The team's model suggests that R136a1 could have been born as a single, ginormous star, or it could have formed as a result of a dramatic stellar merger.
"I was surprised that our results give two distinct possible explanations for the origin of R136a1, the most massive star known. I was quite fascinated that a binary stellar merger — where two stars merge and become a single, more massive star — could provide a plausible origin," Shepherd said. "Even more interesting is the difference in the initial mass that is needed to reproduce R136a1 from the single-star and binary stellar merger scenarios."

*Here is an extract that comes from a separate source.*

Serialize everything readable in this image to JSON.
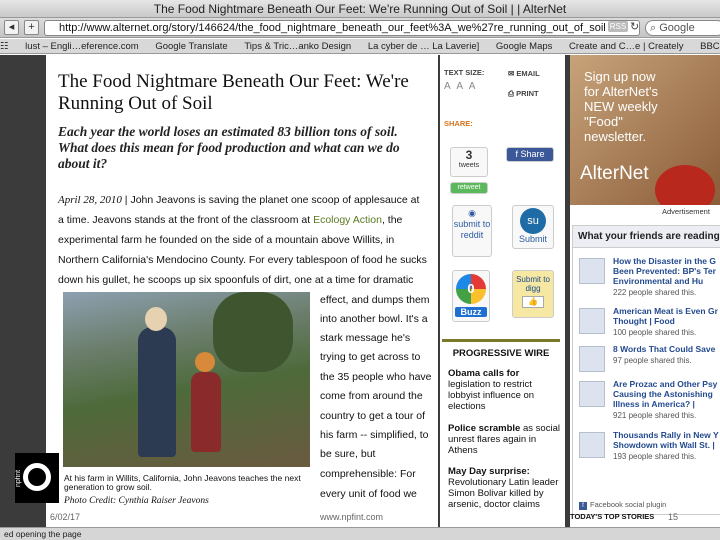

The researcher added that, for a single-star origin to match the features of R136a1, the star would need an initial mass over 100 solar masses — larger than is needed for a binary stellar merger origin, regardless of the wind recipe used.
"This could suggest a revision to what we thought was the upper limit for how massive a star can be in the local universe," Shepherd said.
What direction does the wind blow for black holes?
Strong stellar winds and the rapid mass loss they cause also have strong implications for the masses of black holes that are created when massive stars collapse under their own gravity at the end of their lives.
"Because the stronger winds strip away so much of the star's mass, at the end of their lives they form smaller black holes," Shepherd said. "This study can shed a lot of light on predicting black hole masses. Stellar models that use the standard and weaker mass-loss recipes can produce intermediate-mass black holes."
These black holes, which are around 100 to 10,000 times more massive than the sun, have proved difficult for astronomers to find.
"By having the stars lose more mass via stronger winds, the simulations produce fewer of these uncertain objects, making our models more in line with what is found in nature!" Shepherd said.

The team also proposes that, contrary to current thinking, stronger stellar winds are needed if systems are to develop into black hole binaries with masses both greater than around 30 times that of the sun.
"Even more exciting is that, when we looked at the binary black holes that merge in our simulations, our new models with stronger winds were able to produce systems where the two black holes were both massive," Shepherd said. "This is exciting because this is a population that has been observed with gravitational wave detectors, but which previous models with standard winds struggled to produce."
The two black holes in these binaries emit tiny ripples in space called gravitational waves as they spiral together and eventually merge. But strong stellar winds may be key to allowing this situation to develop.
"With the weaker, standard winds, the two stars expand and are more likely to merge before becoming black holes," Shepherd explained. "In contrast, the stronger winds can push the two stars apart, allowing them to survive as a pair of black holes that can later spiral in and merge."
The new research was focused on one specific environment, in the Large Magellanic Cloud, which has its own unique chemical composition. Thus, Shepherd said, the next step for the team will be to try to explain a handful of peculiar observed stars.
"These results are not yet universal, and so the natural next step would be to extend this study to a range of different initial compositions, to model different environments across the universe," Shepherd concluded. "It would be very exciting to see how much the predicted black hole populations change with these differing initial compositions."
The team's research is available as a preprint on the research repository arXiv.